I'm taking E & M II this semester, and one question got me thinking. We know the formulation of the four Maxwell's equations, and that's okay so far. But in the absence of sources, they take the form:
$$\nabla \cdot \mathbf{E}= 0 \\
\nabla \cdot \mathbf{B}= 0 \\
\nabla \times \mathbf{E} = -\dfrac{\partial\mathbf{B}}{\partial t}\\
\nabla \times \mathbf{B} = \mu_{0}\epsilon_{0}\dfrac{\partial\mathbf{E}}{\partial t}$$
The electric field is caused by the presence of charged particles, which if it varies, causes the existence of a magnetic field. But if there aren't any sources, how can the Maxwell's equations have nontrivial solutions? Wouldn't the electric and magnetic field always be zero?
Best Answer
Think about a simpler problem. You have the following differential equation: $$f'=0$$ Does this mean that $f$ has to be zero? No. It's a possible solution but not the only one. You need to provide the value of $f$ somewhere.
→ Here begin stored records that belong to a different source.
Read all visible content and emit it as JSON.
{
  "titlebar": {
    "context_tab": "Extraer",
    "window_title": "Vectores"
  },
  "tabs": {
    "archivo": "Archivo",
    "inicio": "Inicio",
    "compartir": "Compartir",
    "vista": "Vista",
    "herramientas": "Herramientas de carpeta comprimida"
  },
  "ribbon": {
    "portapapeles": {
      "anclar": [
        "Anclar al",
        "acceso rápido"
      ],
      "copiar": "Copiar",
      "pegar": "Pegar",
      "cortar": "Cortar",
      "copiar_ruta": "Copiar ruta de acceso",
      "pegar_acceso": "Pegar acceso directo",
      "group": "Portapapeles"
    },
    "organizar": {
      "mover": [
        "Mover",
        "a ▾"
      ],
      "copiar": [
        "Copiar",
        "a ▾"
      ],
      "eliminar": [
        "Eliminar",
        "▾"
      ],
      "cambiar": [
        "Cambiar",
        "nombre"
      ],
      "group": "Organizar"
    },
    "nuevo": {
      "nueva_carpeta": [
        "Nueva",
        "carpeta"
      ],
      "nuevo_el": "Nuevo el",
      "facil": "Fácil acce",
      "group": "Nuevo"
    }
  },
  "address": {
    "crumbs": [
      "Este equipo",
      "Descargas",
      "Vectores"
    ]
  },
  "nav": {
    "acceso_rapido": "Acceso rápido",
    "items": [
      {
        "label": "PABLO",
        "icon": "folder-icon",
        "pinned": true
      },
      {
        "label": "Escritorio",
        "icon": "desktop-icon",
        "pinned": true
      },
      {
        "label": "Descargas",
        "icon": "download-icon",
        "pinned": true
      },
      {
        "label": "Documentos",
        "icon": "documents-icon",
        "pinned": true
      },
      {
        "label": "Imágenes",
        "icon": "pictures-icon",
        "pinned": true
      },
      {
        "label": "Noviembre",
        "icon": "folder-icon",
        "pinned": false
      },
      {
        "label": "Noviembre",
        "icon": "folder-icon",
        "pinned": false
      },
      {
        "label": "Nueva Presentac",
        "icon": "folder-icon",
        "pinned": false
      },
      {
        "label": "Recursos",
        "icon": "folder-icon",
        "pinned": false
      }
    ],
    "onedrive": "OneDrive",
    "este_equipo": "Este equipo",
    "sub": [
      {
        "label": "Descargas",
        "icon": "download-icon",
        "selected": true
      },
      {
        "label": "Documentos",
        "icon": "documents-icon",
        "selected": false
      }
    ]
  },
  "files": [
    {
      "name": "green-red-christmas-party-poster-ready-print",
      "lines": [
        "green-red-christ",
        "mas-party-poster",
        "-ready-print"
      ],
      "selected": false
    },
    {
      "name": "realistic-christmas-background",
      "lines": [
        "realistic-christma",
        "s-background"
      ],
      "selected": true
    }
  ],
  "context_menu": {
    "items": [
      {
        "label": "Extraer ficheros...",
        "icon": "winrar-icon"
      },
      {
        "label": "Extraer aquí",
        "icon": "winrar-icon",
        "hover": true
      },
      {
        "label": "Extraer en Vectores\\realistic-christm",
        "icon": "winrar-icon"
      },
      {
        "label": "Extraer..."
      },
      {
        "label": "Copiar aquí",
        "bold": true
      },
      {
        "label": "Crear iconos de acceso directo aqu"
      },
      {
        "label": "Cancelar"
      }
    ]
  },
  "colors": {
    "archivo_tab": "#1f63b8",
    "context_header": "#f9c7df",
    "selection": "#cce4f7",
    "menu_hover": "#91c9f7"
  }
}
As for Maxwell's equations, zero fields are a possible solution, but not the only one. If the fields are non-zero somewhere (boundary conditions), then a solution with zero fields may no longer be acceptable.
For example, if you are in the dead of space (no charge and no current), you can still have, for example, wave-like solutions describing an electromagnetic wave coming from far away and crossing that space.